One of the many historical uses of the cairn, a man-made stack of stones, is to mark a trail, as a means for travelers to find their way.

For Joe Walko, 53, of Murrysville, the cairn served as a perfect metaphor for the grieving journey he began when his wife Debbie died of breast cancer in July 2012.

“The cairn became my literary device,” said Walko, who suddenly found himself a single parent to 9- and 12-year-old boys, writing online blog entries in the wake of his wife’s death. “They became my metaphor for the special people that help show you the way along this sort of ‘hero’s journey’ of grief.”

“Cairns” is also the title of Walko’s first book, after self-publishing “Evening’s Light: A Journey with Grief” about two years after his wife died.

Walko said words and emotion simply came pouring out of him when he started the blog.

“I don’t know where the words came from, I just channeled them,” he said.

Walko began receiving responses to his raw, honest writing, and said he “just rolled with it.”

He quit his finance job, enrolled in writing classes at the Community College of Allegheny County and joined a writer’s group in his hometown of Plum.

He also began paying closer attention to the “cairns” that showed up in his life. That included a woman he met through his blogging, whose husband died of cancer just a few weeks before Walko’s wife and is buried next to his wife in Plum Creek Cemetery.

The couple now lives together in Murrysville.

“I’ve been so blessed to have had the gurus and angels I’ve needed to guide me through the tough times after my wife died,” Walko said. “It’s miraculous in so many ways, which is why I had to write this book, to fully tell this amazing story, and to hopefully inspire others to follow their cairns, too.”

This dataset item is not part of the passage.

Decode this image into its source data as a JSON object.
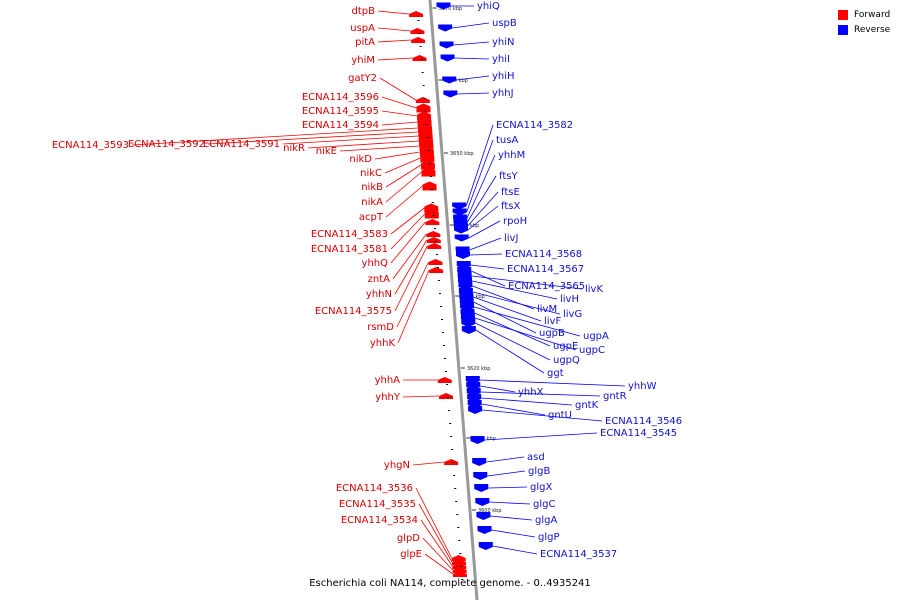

In addition to his writing and work for a regional energy company, Walko also helps at a local bereavement group at Our Lady of Joy Parish in Plum.

“As I sit in the group, I see myself in all of the stages of the grieving process,” he said.

And as with the path that has worked so well for him, Walko encourages others to follow their own “cairns.”

“Following your cairns is not easy, but I guarantee it will lead you on the most amazing adventure of a lifetime, to places you never envisioned, and might even help you blossom into the person you were always meant to be,” he said.

“Cairns” is available at Amazon.com.